With a projected budget deficit approaching $400 million over the next few months, the PA is struggling to pay public salaries and cover utility bills.
And while it may be too soon to speak of donor fatigue, there is tangible donor frustration as the governance institutions we've worked so hard to build up are literally torn down in military operations in Gaza and the West Bank since 2000.
Make no mistake: If the building blocks of the Palestinian state-in-waiting are allowed to fall apart, the prospects for peace will collapse, too.
After all, the international donor community's unwavering support to the Palestinians is political, not only humanitarian. Our goal is a free and sovereign Palestine, living side by side with Israel in peace and security.
The billions of assistance dollars provided over the years since the Oslo Accords were intended to fortify the Palestinian economy and bolster a Palestinian state, not to keep the Palestinian territory's governing institutions on life support, even as conditions for the Palestinian people grow more desperate by the day.
What must be done to save the PA, and who must be held accountable? We need a new approach from every stakeholder in the peace process to rejuvenate commitment to a two-state solution and reverse the downward spiral.
From Israel, we need good faith. That means living up to the road map obligations, including a total freeze on settlement construction – provocative outposts on occupied land – and, just as essential, a readiness to engage in negotiations on a two-state solution.
Prime Minister Netanyahu's speech was a beginning which now needs concrete follow up through action on the ground. The scene is set for new negotiations, but urgent progress on the ground is needed in order to give much needed credibility to new negotiations. The current lack of trust and confidence among Israelis and Palestinians alike is critical due to numerous setbacks and broken promises in the past.

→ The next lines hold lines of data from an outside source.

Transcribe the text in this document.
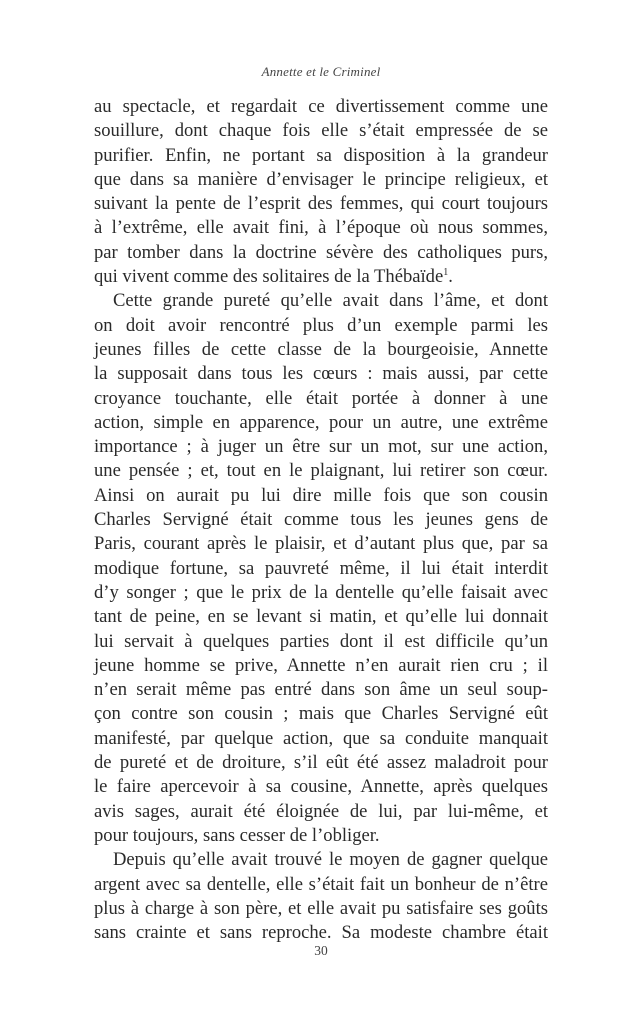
Annette et le Criminel
au spectacle, et regardait ce divertissement comme une
souillure, dont chaque fois elle s’était empressée de se
purifier. Enfin, ne portant sa disposition à la grandeur
que dans sa manière d’envisager le principe religieux, et
suivant la pente de l’esprit des femmes, qui court toujours
à l’extrême, elle avait fini, à l’époque où nous sommes,
par tomber dans la doctrine sévère des catholiques purs,
qui vivent comme des solitaires de la Thébaïde$^1$.
Cette grande pureté qu’elle avait dans l’âme, et dont
on doit avoir rencontré plus d’un exemple parmi les
jeunes filles de cette classe de la bourgeoisie, Annette
la supposait dans tous les cœurs : mais aussi, par cette
croyance touchante, elle était portée à donner à une
action, simple en apparence, pour un autre, une extrême
importance ; à juger un être sur un mot, sur une action,
une pensée ; et, tout en le plaignant, lui retirer son cœur.
Ainsi on aurait pu lui dire mille fois que son cousin
Charles Servigné était comme tous les jeunes gens de
Paris, courant après le plaisir, et d’autant plus que, par sa
modique fortune, sa pauvreté même, il lui était interdit
d’y songer ; que le prix de la dentelle qu’elle faisait avec
tant de peine, en se levant si matin, et qu’elle lui donnait
lui servait à quelques parties dont il est difficile qu’un
jeune homme se prive, Annette n’en aurait rien cru ; il
n’en serait même pas entré dans son âme un seul soup-
çon contre son cousin ; mais que Charles Servigné eût
manifesté, par quelque action, que sa conduite manquait
de pureté et de droiture, s’il eût été assez maladroit pour
le faire apercevoir à sa cousine, Annette, après quelques
avis sages, aurait été éloignée de lui, par lui-même, et
pour toujours, sans cesser de l’obliger.
Depuis qu’elle avait trouvé le moyen de gagner quelque
argent avec sa dentelle, elle s’était fait un bonheur de n’être
plus à charge à son père, et elle avait pu satisfaire ses goûts
sans crainte et sans reproche. Sa modeste chambre était
30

Israel must also abide by its pledge to lift the blockade on Gaza – a regime that bars staple foods like baby formula and tea, and that bans the import of construction materials needed to repair the tens of thousands of homes damaged or destroyed in the aerial bombardment earlier this year.
As long as the current conditions persist, there can be no economic development, let alone security and peace. The only local growth-industries will be tunnel trafficking and extremism.
From the Palestinians, we need unity of purpose and enhancement of security throughout occupied territories. The competing Palestinian factions must bridge the river of mistrust between them. Only a unified Palestinian national movement, ready to respect international norms, can credibly negotiate and implement a final-status agreement with Israel.
From the international community, we need resolve – and we need pressure.
Western and Arab donors alike must urgently honor their past financial commitments. So far this year, international donors have cut their contributions to the PA by as much as half compared with 2008. While we all agree on the imperative of Palestinian reconciliation, we must not hold our assistance pledges hostage in the meantime – for there will be nothing left to reconcile if the PA falls apart.
The AHLC is the only body left that can facilitate the required cooperation among these stakeholders. For despite its name, the AHLC is anything but ad hoc: It is the last standing pillar of the Oslo peacemaking architecture that has enabled dialogue among the Israelis, Palestinians, and their international partners through all the ups and downs of the past 16 years.
Our goal remains unchanged: a Palestinian state, living side by side with Israel, both peoples secure and at peace. But the largest obstacle is unchanged as well: a crippling lack of trust.
And time is running out. If the PA dies, there will be no second chance. Let the clarion call go forth from Oslo: Support the PA now, or risk all prospects for peace.